La dématérialisation fiscale des factures est tout simplement l’échange de facture électronique qui offre un niveau de sécurité suffisant pour que l’administration fiscale lui accorde la même valeur qu’a une facture papier, et autorise donc son émetteur et son destinataire à ne plus échanger de papier.

D’accord, me direz-vous, mais pourquoi faire ? Que va m’apporter la dématérialisation des factures ?

Presque rien : une sécurité accrue des échanges, un archivage et une consultation en ligne de toutes mes pièces, des économies liées à l’affranchissement, mise sous plis, impression, traitement …. des factures, une accélération du cycle des règlements clients, une simplification de la gestion de la relation commerciale, l’intégration automatique des données dans l’ERP ou la comptabilité. (Nous aurons l’occasion de revenir sur ces bénéfices dans d’autres billets).

A chaque entreprise son mode de dématérialisation

La loi française dans sa grande mansuétude a autorisé deux modes de dématérialisation fiscale qui répondent aux tailles et aux contraintes des entreprises

1)      La dématérialisation sous forme de fichiers structurés (art 289 Bis du CGI)

Ce mode de dématérialisation consiste à échanger un fichier de données de type EDI, en garantissant à chaque instant l’authenticité du message, son intégrité, mais aussi sa pérennité dans le temps.
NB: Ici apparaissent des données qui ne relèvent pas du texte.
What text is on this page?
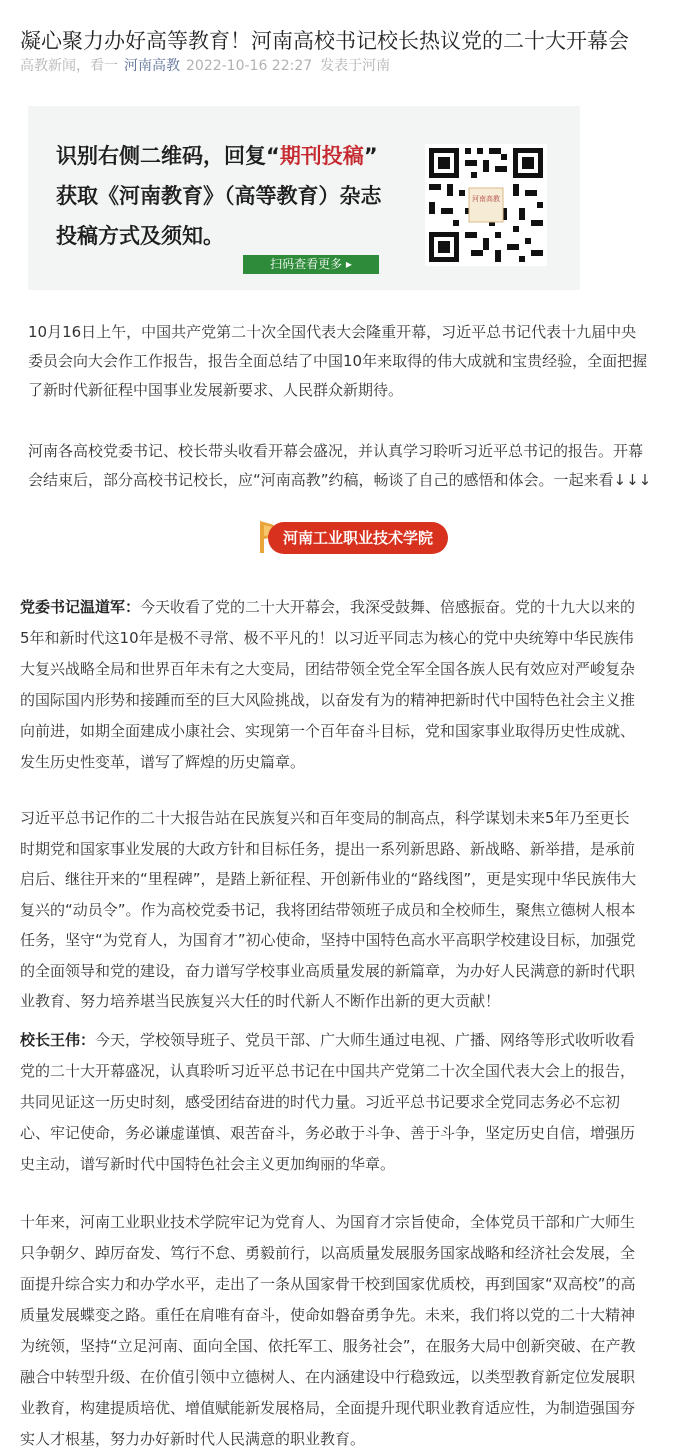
凝心聚力办好高等教育！河南高校书记校长热议党的二十大开幕会
高教新闻，看一 河南高教 2022-10-16 22:27 发表于河南
识别右侧二维码，回复“期刊投稿”
获取《河南教育》（高等教育）杂志
投稿方式及须知。
扫码查看更多 ▸
河南高教
10月16日上午，中国共产党第二十次全国代表大会隆重开幕，习近平总书记代表十九届中央
委员会向大会作工作报告，报告全面总结了中国10年来取得的伟大成就和宝贵经验，全面把握
了新时代新征程中国事业发展新要求、人民群众新期待。
河南各高校党委书记、校长带头收看开幕会盛况，并认真学习聆听习近平总书记的报告。开幕
会结束后，部分高校书记校长，应“河南高教”约稿，畅谈了自己的感悟和体会。一起来看↓↓↓
河南工业职业技术学院
党委书记温道军：今天收看了党的二十大开幕会，我深受鼓舞、倍感振奋。党的十九大以来的
5年和新时代这10年是极不寻常、极不平凡的！以习近平同志为核心的党中央统筹中华民族伟
大复兴战略全局和世界百年未有之大变局，团结带领全党全军全国各族人民有效应对严峻复杂
的国际国内形势和接踵而至的巨大风险挑战，以奋发有为的精神把新时代中国特色社会主义推
向前进，如期全面建成小康社会、实现第一个百年奋斗目标，党和国家事业取得历史性成就、
发生历史性变革，谱写了辉煌的历史篇章。
习近平总书记作的二十大报告站在民族复兴和百年变局的制高点，科学谋划未来5年乃至更长
时期党和国家事业发展的大政方针和目标任务，提出一系列新思路、新战略、新举措，是承前
启后、继往开来的“里程碑”，是踏上新征程、开创新伟业的“路线图”，更是实现中华民族伟大
复兴的“动员令”。作为高校党委书记，我将团结带领班子成员和全校师生，聚焦立德树人根本
任务，坚守“为党育人，为国育才”初心使命，坚持中国特色高水平高职学校建设目标，加强党
的全面领导和党的建设，奋力谱写学校事业高质量发展的新篇章，为办好人民满意的新时代职
业教育、努力培养堪当民族复兴大任的时代新人不断作出新的更大贡献！
校长王伟：今天，学校领导班子、党员干部、广大师生通过电视、广播、网络等形式收听收看
党的二十大开幕盛况，认真聆听习近平总书记在中国共产党第二十次全国代表大会上的报告，
共同见证这一历史时刻，感受团结奋进的时代力量。习近平总书记要求全党同志务必不忘初
心、牢记使命，务必谦虚谨慎、艰苦奋斗，务必敢于斗争、善于斗争，坚定历史自信，增强历
史主动，谱写新时代中国特色社会主义更加绚丽的华章。
十年来，河南工业职业技术学院牢记为党育人、为国育才宗旨使命，全体党员干部和广大师生
只争朝夕、踔厉奋发、笃行不怠、勇毅前行，以高质量发展服务国家战略和经济社会发展，全
面提升综合实力和办学水平，走出了一条从国家骨干校到国家优质校，再到国家“双高校”的高
质量发展蝶变之路。重任在肩唯有奋斗，使命如磐奋勇争先。未来，我们将以党的二十大精神
为统领，坚持“立足河南、面向全国、依托军工、服务社会”，在服务大局中创新突破、在产教
融合中转型升级、在价值引领中立德树人、在内涵建设中行稳致远，以类型教育新定位发展职
业教育，构建提质培优、增值赋能新发展格局，全面提升现代职业教育适应性，为制造强国夯
实人才根基，努力办好新时代人民满意的职业教育。
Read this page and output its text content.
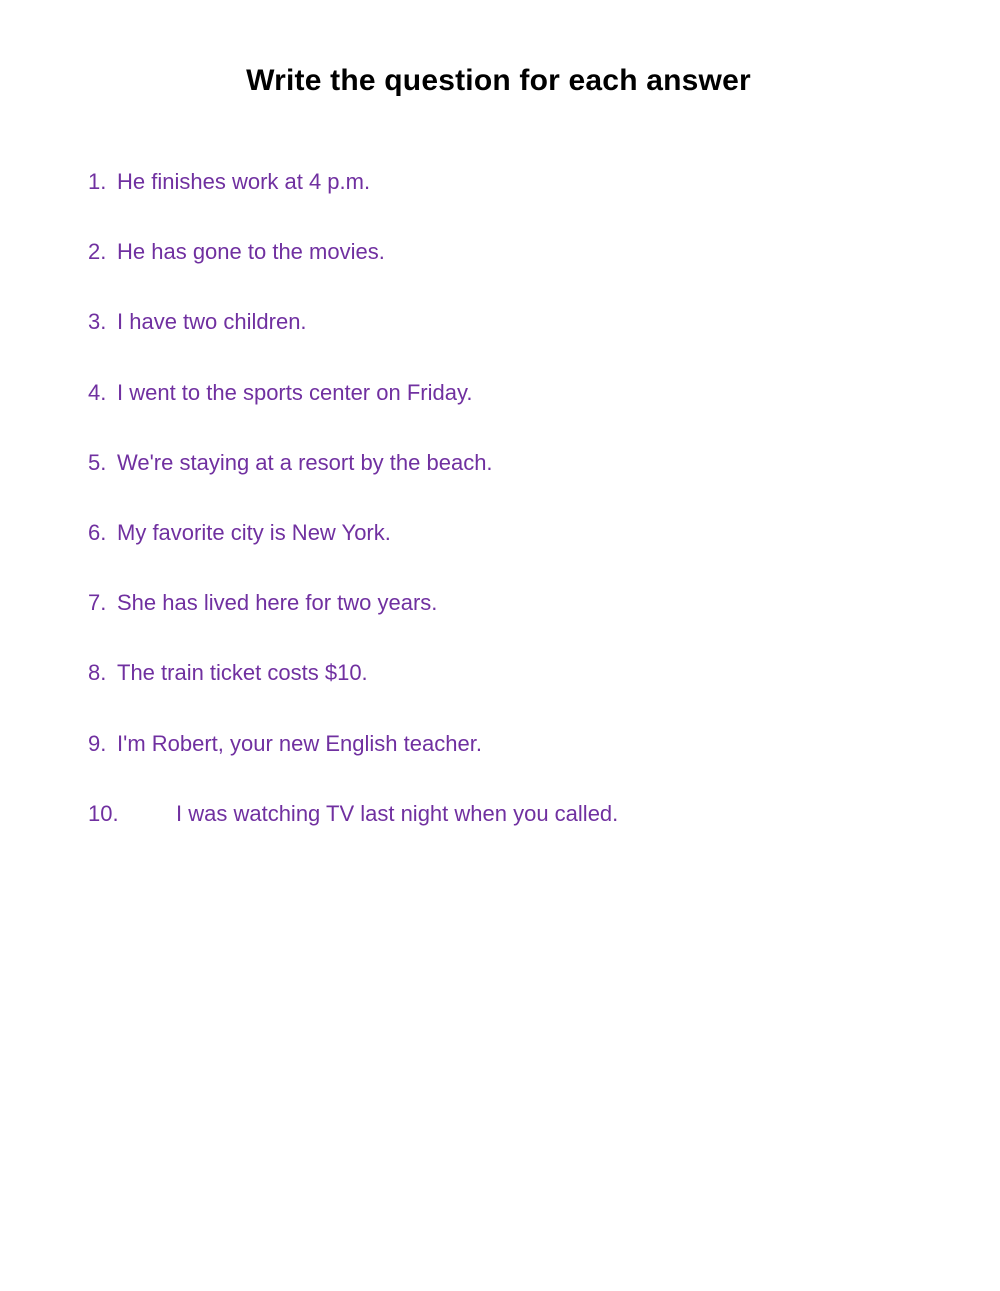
Write the question for each answer
1. He finishes work at 4 p.m.
2. He has gone to the movies.
3. I have two children.
4. I went to the sports center on Friday.
5. We're staying at a resort by the beach.
6. My favorite city is New York.
7. She has lived here for two years.
8. The train ticket costs $10.
9. I'm Robert, your new English teacher.
10.	I was watching TV last night when you called.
L’échange doit pouvoir être fait de machine à machine sans intervention humaine avec des protocoles techniques fiables. Les données doivent être archivées selon les prescriptions du droit fiscal (6 ans) et du droit commercial (10 ans). Les partenaires doivent signer une convention d’interchange qui définit précisément les modalités de cet échange et les formats utilisés. C’est le mode préféré des grands groupes.

2)      La dématérialisation sous forme d’image signée (art 289 V du CGI)

Ce mode de dématérialisation consiste à échanger un fichier de type PDF, authentifié et sécurisé par une signature électronique qui garantie l’intégrité du document et son émetteur. Comme dans le cas précédent, l’original doit être conservé et archivé pour 10 ans. Elle nécessite un accord tacite du destinataire. Cette forme de dématérialisation a l’avantage d’être plus simple à mettre en œuvre. C’est le mode préféré des PME car une facture image est lisible par tout le monde et ne nécessite pas d’investissements coûteux.